Free from stigma and institutional homogeneity, these good looking buildings are in a class by themselves

There's a Section 8 housing complex just up the street from my house in San Francisco. Four of its street-facing garages were painted recently (pictured below) in four different color configurations best described as Institutional Drab. It's as if each color selected (such as Swiss Coffee, second picture down) was drained of its vibrancy upon contact with the walls. And these modest buildings, though freshly painted just a few weeks ago, already look dated, decrepit even.

This soul-sapping approach to aesthetics is par for the course for affordable housing, which is meant not only to look low-budget but also low-effort. Conventional thinking on affordability proceeds from the misguided premise that anything well-designed will be, and look, expensive so it follows that design should not be a priority. Further, the argument goes, anything well-designed will be too appealing to eligible to tenants, thus discouraging them from ever leaving. So affordable housing should not only be cheap, it should look cheap. As a result, much affordable housing is more punitive than homey, by design.

Fortunately, there are a number of architects and developers bucking this long-running and convoluted mindset. Architects, builders and developers have succeeded in designing affordable housing free from stigma and institutional homogeneity, creating projects that express hope and possibility. Some notable examples:

Sierra Bonita Affordable Housing, West Hollywood, California (2010)

Photo courtesy Tighe Architecture

The very antithesis of institutional is architect Patrick Tighe’s Sierra Bonita building. Rivaling any luxury condo project but costing just $14 million for 42-units, the energy-efficient, mixed-use building has a courtyard garden, integrated photovoltaic panels that double as shade canopies for the building’s terraces, and a gorgeous laser-cut aluminum screen façade. The 50,000 square-foot structure serves people living with disabilities and houses non-profits such as AIDS Project Los Angeles on its ground floor. 

Armstrong Place, San Francisco, California (2010)

Photo by Brian Rose

Low income housing especially in poor neighborhoods often defaults to overtly symbolic aesthetic conventions (say murals of Martin Luther King, Jr. or cloyingly bright preschool paint colors). Architect David Baker, by way of contrast, not only uses color to brilliant effect at Armstrong Place, he incorporates such atypical elements (that really should be standard on any multi-family building) as allotment gardens for families to grow food and flowers, a rain garden to manage and clean stormwater biodynamically, and it's served by the city's efficient light rail system.

 

Design 99, Detroit, Michigan

Most of what we see of Detroit’s housing is captured in the oft-maligned photographs known as “ruin porn.” Design 99’s Mitch Cope and Gina Reichert work with neighboring artists and architects to purchase dilapidated properties in the city and transform them into affordable housing, art studios and exhibition spaces.
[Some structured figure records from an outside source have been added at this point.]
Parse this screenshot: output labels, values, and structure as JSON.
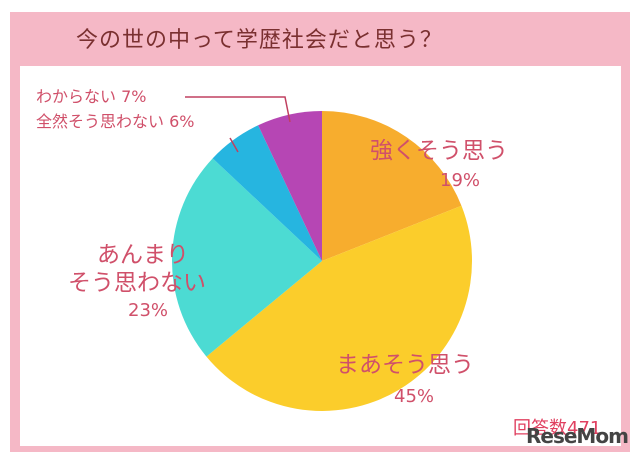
{
  "title": "今の世の中って学歴社会だと思う？",
  "respondents": "回答数471",
  "watermark": "ReseMom",
  "colors": {
    "frame": "#f5b8c6",
    "title": "#7a3030",
    "label": "#d0506a"
  },
  "chart_data": {
    "type": "pie",
    "title": "今の世の中って学歴社会だと思う？",
    "categories": [
      "強くそう思う",
      "まあそう思う",
      "あんまりそう思わない",
      "全然そう思わない",
      "わからない"
    ],
    "values": [
      19,
      45,
      23,
      6,
      7
    ],
    "unit": "%",
    "colors": [
      "#f7ad2e",
      "#fbcd2b",
      "#4cdbd3",
      "#26b5e0",
      "#b646b4"
    ],
    "start_angle": "12 o'clock, clockwise",
    "note": "回答数471"
  },
  "labels": {
    "strong_name": "強くそう思う",
    "strong_pct": "19%",
    "somewhat_name": "まあそう思う",
    "somewhat_pct": "45%",
    "notmuch_line1": "あんまり",
    "notmuch_line2": "そう思わない",
    "notmuch_pct": "23%",
    "dontknow": "わからない 7%",
    "notatall": "全然そう思わない 6%"
  }
}
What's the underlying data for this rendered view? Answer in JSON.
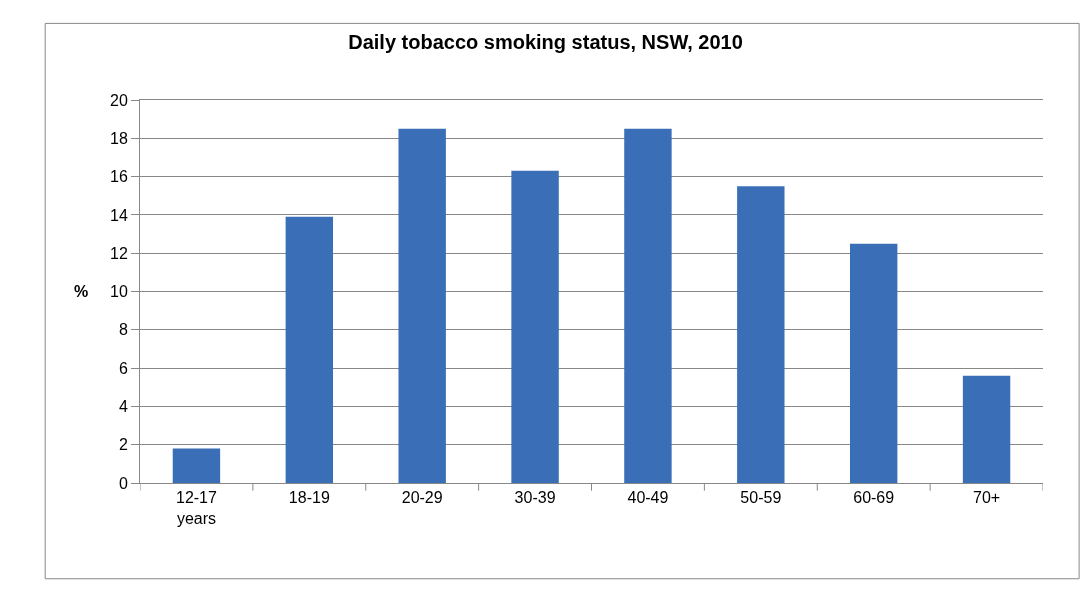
{
  "chart_data": {
    "type": "bar",
    "title": "Daily tobacco smoking status, NSW, 2010",
    "ylabel": "%",
    "categories": [
      "12-17 years",
      "18-19",
      "20-29",
      "30-39",
      "40-49",
      "50-59",
      "60-69",
      "70+"
    ],
    "values": [
      1.8,
      13.9,
      18.5,
      16.3,
      18.5,
      15.5,
      12.5,
      5.6
    ],
    "color": "#3a6fb7",
    "ylim": [
      0,
      20
    ],
    "yticks": [
      0,
      2,
      4,
      6,
      8,
      10,
      12,
      14,
      16,
      18,
      20
    ],
    "grid": "y"
  }
}
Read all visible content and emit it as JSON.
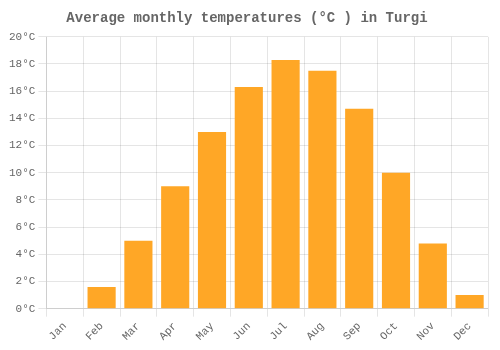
{
  "chart_data": {
    "type": "bar",
    "title": "Average monthly temperatures (°C ) in Turgi",
    "categories": [
      "Jan",
      "Feb",
      "Mar",
      "Apr",
      "May",
      "Jun",
      "Jul",
      "Aug",
      "Sep",
      "Oct",
      "Nov",
      "Dec"
    ],
    "values": [
      0.0,
      1.6,
      5.0,
      9.0,
      13.0,
      16.3,
      18.3,
      17.5,
      14.7,
      10.0,
      4.8,
      1.0
    ],
    "color": "#FFA726",
    "ylim": [
      0,
      20
    ],
    "yticks": [
      {
        "value": 0,
        "label": "0°C"
      },
      {
        "value": 2,
        "label": "2°C"
      },
      {
        "value": 4,
        "label": "4°C"
      },
      {
        "value": 6,
        "label": "6°C"
      },
      {
        "value": 8,
        "label": "8°C"
      },
      {
        "value": 10,
        "label": "10°C"
      },
      {
        "value": 12,
        "label": "12°C"
      },
      {
        "value": 14,
        "label": "14°C"
      },
      {
        "value": 16,
        "label": "16°C"
      },
      {
        "value": 18,
        "label": "18°C"
      },
      {
        "value": 20,
        "label": "20°C"
      }
    ],
    "grid": true
  }
}
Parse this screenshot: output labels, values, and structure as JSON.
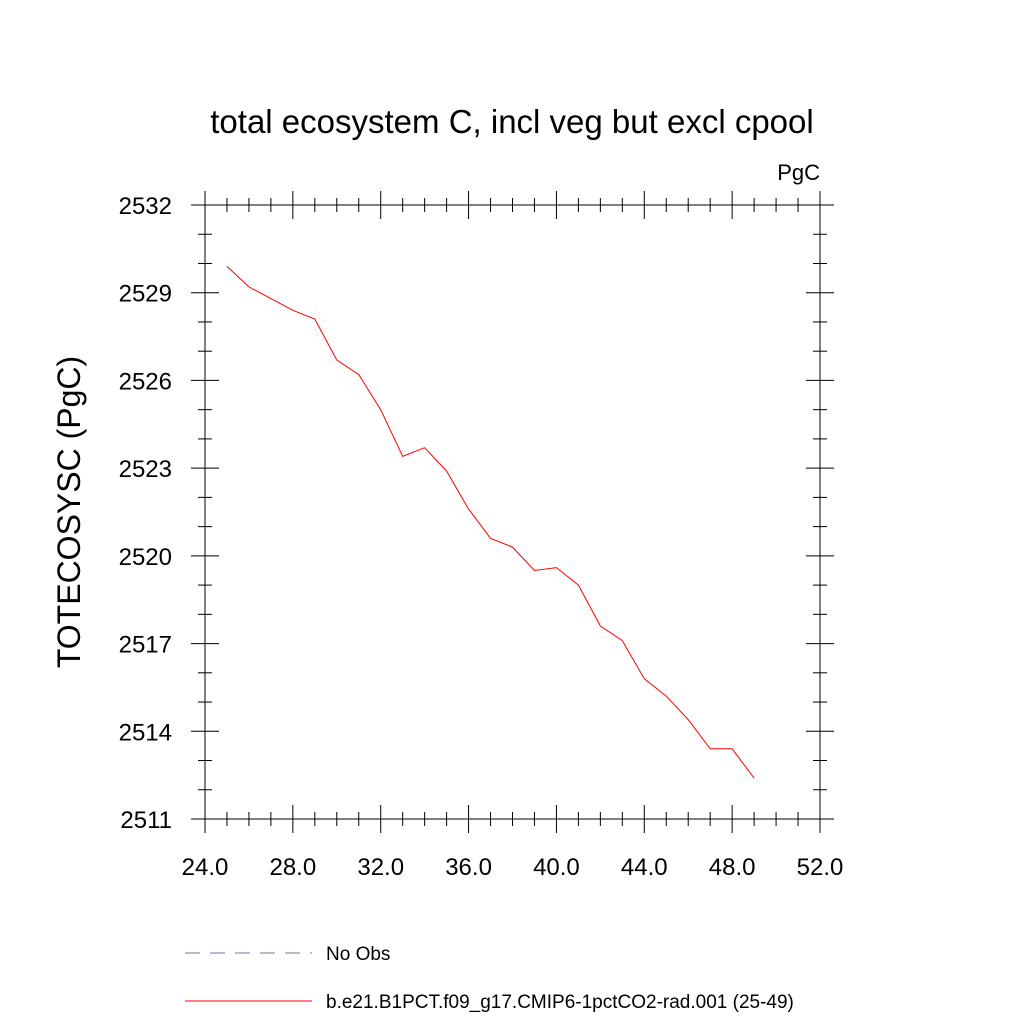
{
  "chart_data": {
    "type": "line",
    "title": "total ecosystem C, incl veg but excl cpool",
    "units_label": "PgC",
    "ylabel": "TOTECOSYSC  (PgC)",
    "xlabel": "",
    "xlim": [
      24,
      52
    ],
    "ylim": [
      2511,
      2532
    ],
    "x_ticks": [
      24,
      28,
      32,
      36,
      40,
      44,
      48,
      52
    ],
    "x_tick_labels": [
      "24.0",
      "28.0",
      "32.0",
      "36.0",
      "40.0",
      "44.0",
      "48.0",
      "52.0"
    ],
    "y_ticks": [
      2511,
      2514,
      2517,
      2520,
      2523,
      2526,
      2529,
      2532
    ],
    "y_tick_labels": [
      "2511",
      "2514",
      "2517",
      "2520",
      "2523",
      "2526",
      "2529",
      "2532"
    ],
    "grid": false,
    "legend_position": "bottom",
    "series": [
      {
        "name": "b.e21.B1PCT.f09_g17.CMIP6-1pctCO2-rad.001 (25-49)",
        "color": "#ff0000",
        "style": "solid",
        "x": [
          25,
          26,
          27,
          28,
          29,
          30,
          31,
          32,
          33,
          34,
          35,
          36,
          37,
          38,
          39,
          40,
          41,
          42,
          43,
          44,
          45,
          46,
          47,
          48,
          49
        ],
        "y": [
          2529.9,
          2529.2,
          2528.8,
          2528.4,
          2528.1,
          2526.7,
          2526.2,
          2525.0,
          2523.4,
          2523.7,
          2522.9,
          2521.6,
          2520.6,
          2520.3,
          2519.5,
          2519.6,
          2519.0,
          2517.6,
          2517.1,
          2515.8,
          2515.2,
          2514.4,
          2513.4,
          2513.4,
          2512.4
        ]
      }
    ],
    "legend": [
      {
        "label": "No Obs",
        "color": "#7070b0",
        "style": "dashed"
      },
      {
        "label": "b.e21.B1PCT.f09_g17.CMIP6-1pctCO2-rad.001 (25-49)",
        "color": "#ff0000",
        "style": "solid"
      }
    ]
  }
}
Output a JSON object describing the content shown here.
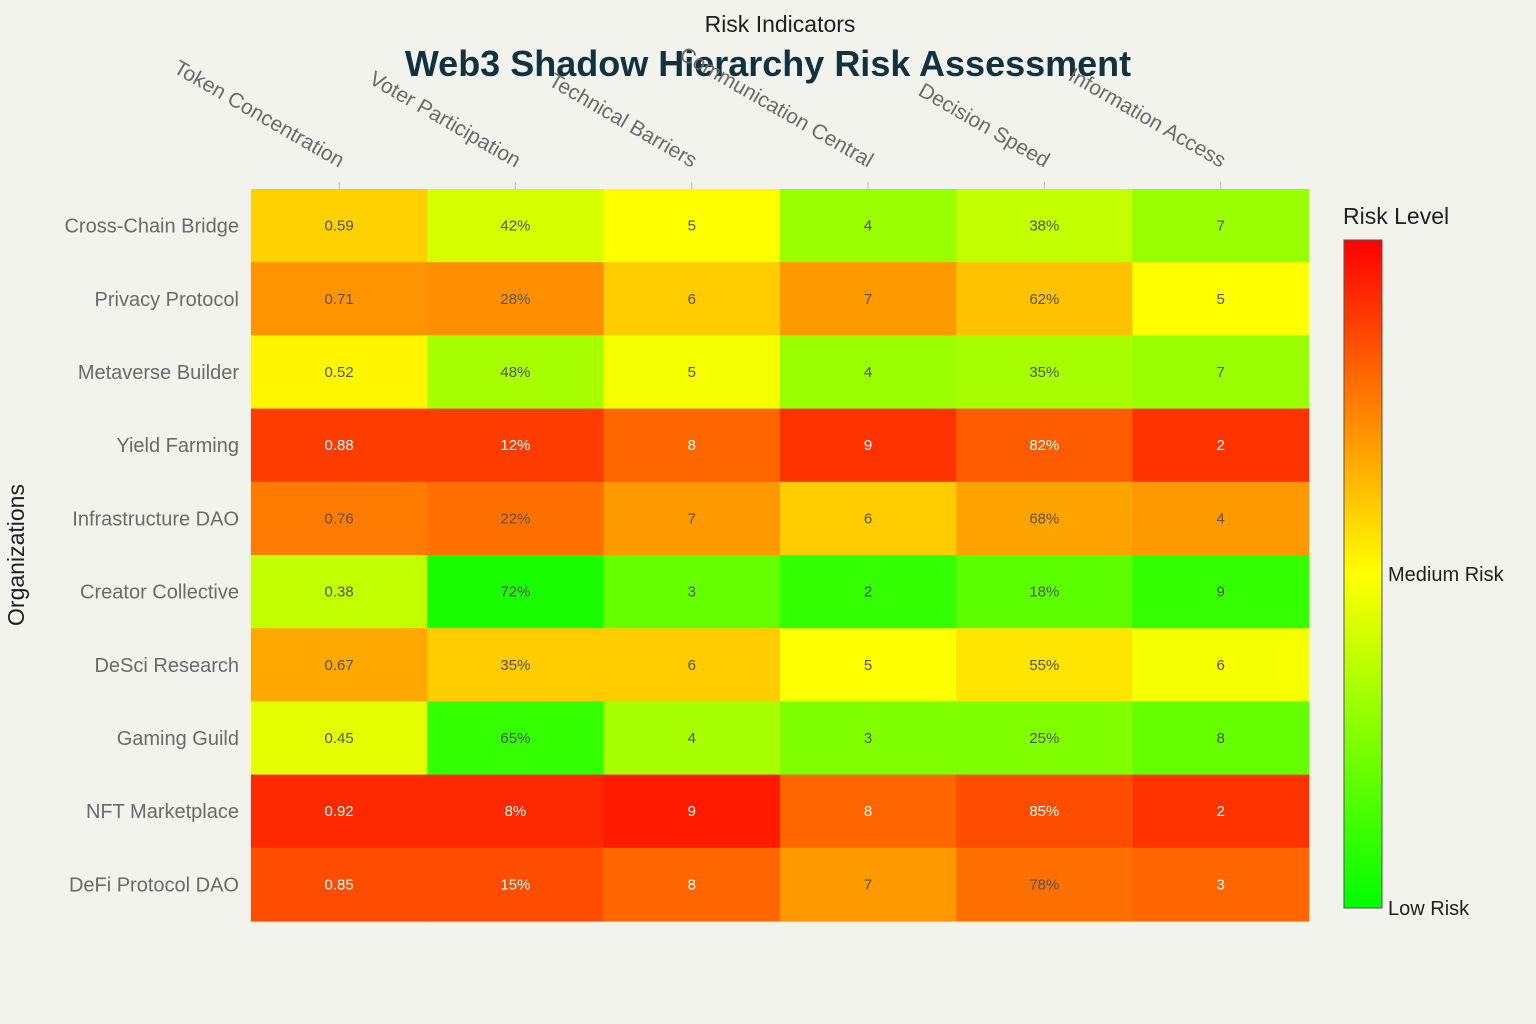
{
  "chart_data": {
    "type": "heatmap",
    "title": "Web3 Shadow Hierarchy Risk Assessment",
    "xlabel": "Risk Indicators",
    "ylabel": "Organizations",
    "columns": [
      "Token Concentration",
      "Voter Participation",
      "Technical Barriers",
      "Communication Central",
      "Decision Speed",
      "Information Access"
    ],
    "rows": [
      "Cross-Chain Bridge",
      "Privacy Protocol",
      "Metaverse Builder",
      "Yield Farming",
      "Infrastructure DAO",
      "Creator Collective",
      "DeSci Research",
      "Gaming Guild",
      "NFT Marketplace",
      "DeFi Protocol DAO"
    ],
    "cell_labels": [
      [
        "0.59",
        "42%",
        "5",
        "4",
        "38%",
        "7"
      ],
      [
        "0.71",
        "28%",
        "6",
        "7",
        "62%",
        "5"
      ],
      [
        "0.52",
        "48%",
        "5",
        "4",
        "35%",
        "7"
      ],
      [
        "0.88",
        "12%",
        "8",
        "9",
        "82%",
        "2"
      ],
      [
        "0.76",
        "22%",
        "7",
        "6",
        "68%",
        "4"
      ],
      [
        "0.38",
        "72%",
        "3",
        "2",
        "18%",
        "9"
      ],
      [
        "0.67",
        "35%",
        "6",
        "5",
        "55%",
        "6"
      ],
      [
        "0.45",
        "65%",
        "4",
        "3",
        "25%",
        "8"
      ],
      [
        "0.92",
        "8%",
        "9",
        "8",
        "85%",
        "2"
      ],
      [
        "0.85",
        "15%",
        "8",
        "7",
        "78%",
        "3"
      ]
    ],
    "risk_scores": [
      [
        0.59,
        0.42,
        0.5,
        0.3,
        0.38,
        0.3
      ],
      [
        0.71,
        0.72,
        0.6,
        0.7,
        0.62,
        0.5
      ],
      [
        0.52,
        0.33,
        0.48,
        0.3,
        0.33,
        0.3
      ],
      [
        0.88,
        0.88,
        0.8,
        0.9,
        0.82,
        0.9
      ],
      [
        0.76,
        0.78,
        0.7,
        0.6,
        0.68,
        0.7
      ],
      [
        0.38,
        0.05,
        0.2,
        0.1,
        0.18,
        0.1
      ],
      [
        0.67,
        0.6,
        0.6,
        0.5,
        0.55,
        0.48
      ],
      [
        0.45,
        0.1,
        0.33,
        0.25,
        0.25,
        0.2
      ],
      [
        0.92,
        0.92,
        0.95,
        0.8,
        0.85,
        0.9
      ],
      [
        0.85,
        0.85,
        0.8,
        0.7,
        0.78,
        0.8
      ]
    ],
    "colorscale": [
      "#00ff00",
      "#ffff00",
      "#ff0000"
    ],
    "colorbar": {
      "title": "Risk Level",
      "ticks": [
        {
          "value": 0,
          "label": "Low Risk"
        },
        {
          "value": 0.5,
          "label": "Medium Risk"
        }
      ]
    }
  }
}
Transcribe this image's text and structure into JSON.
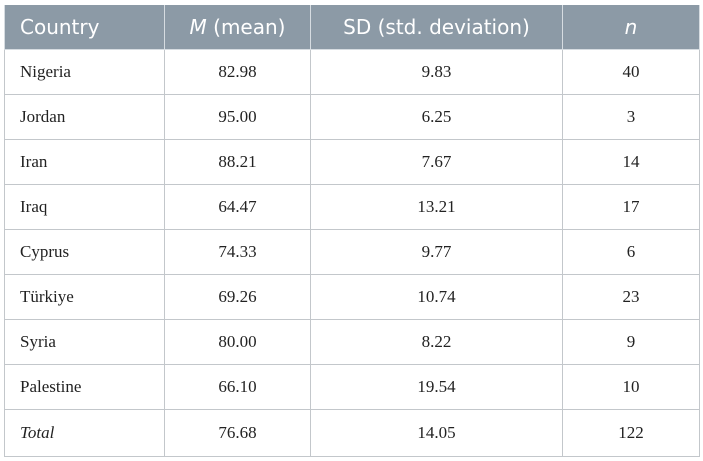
{
  "table": {
    "headers": {
      "country": "Country",
      "mean_symbol": "M",
      "mean_rest": " (mean)",
      "sd": "SD (std. deviation)",
      "n": "n"
    },
    "rows": [
      {
        "country": "Nigeria",
        "mean": "82.98",
        "sd": "9.83",
        "n": "40"
      },
      {
        "country": "Jordan",
        "mean": "95.00",
        "sd": "6.25",
        "n": "3"
      },
      {
        "country": "Iran",
        "mean": "88.21",
        "sd": "7.67",
        "n": "14"
      },
      {
        "country": "Iraq",
        "mean": "64.47",
        "sd": "13.21",
        "n": "17"
      },
      {
        "country": "Cyprus",
        "mean": "74.33",
        "sd": "9.77",
        "n": "6"
      },
      {
        "country": "Türkiye",
        "mean": "69.26",
        "sd": "10.74",
        "n": "23"
      },
      {
        "country": "Syria",
        "mean": "80.00",
        "sd": "8.22",
        "n": "9"
      },
      {
        "country": "Palestine",
        "mean": "66.10",
        "sd": "19.54",
        "n": "10"
      }
    ],
    "total": {
      "country": "Total",
      "mean": "76.68",
      "sd": "14.05",
      "n": "122"
    }
  },
  "colors": {
    "header_background": "#8c9aa6",
    "header_text": "#ffffff",
    "grid_line": "#c3c7cb"
  }
}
The duo recently teamed up with Dutch arts organization Fonds BKVB to bring international artists to the neighborhood as well. 

 

Via Verde, the Bronx, New York (2011)

Of this recently completed subsidized housing project in the Bronx, New York Times architecture critic Michael Kimmelman wrote, “Like all good architecture, it is handsome. Unlike too much, it goes out of its way to be healthy.” In stark contrast to the proliferation of “green luxury” condos popping up all over New York, here sustainability isn’t used as a marketing tool but rather as a way to create what residents wanted: a healthy place to live. Developed by Phipps Houses and Jonathan Rose Companies with Dattner Architects and Grimshaw to exceed LEED Gold standards, the project includes green roofs, solar shading, rainwater harvesting, has room for growing fruits and vegetables, and provides open space, bike storage, and a fitness center for residents. 

 

Glenmore Gardens, Brooklyn, New York (2007)

Through New York’s Department of Housing Preservation and Development’s “New Foundations Program,” a high profile team of architects including Alloy, Bernheimer Architecture, Briggs Knowles, Architecture Research Office, and Lewis Tsuramaki Lewis, collaborated to create Glenmore Gardens, these sleek and modern semi-detached two-family homes which came in at the near unheard construction costs of about $110 per square foot.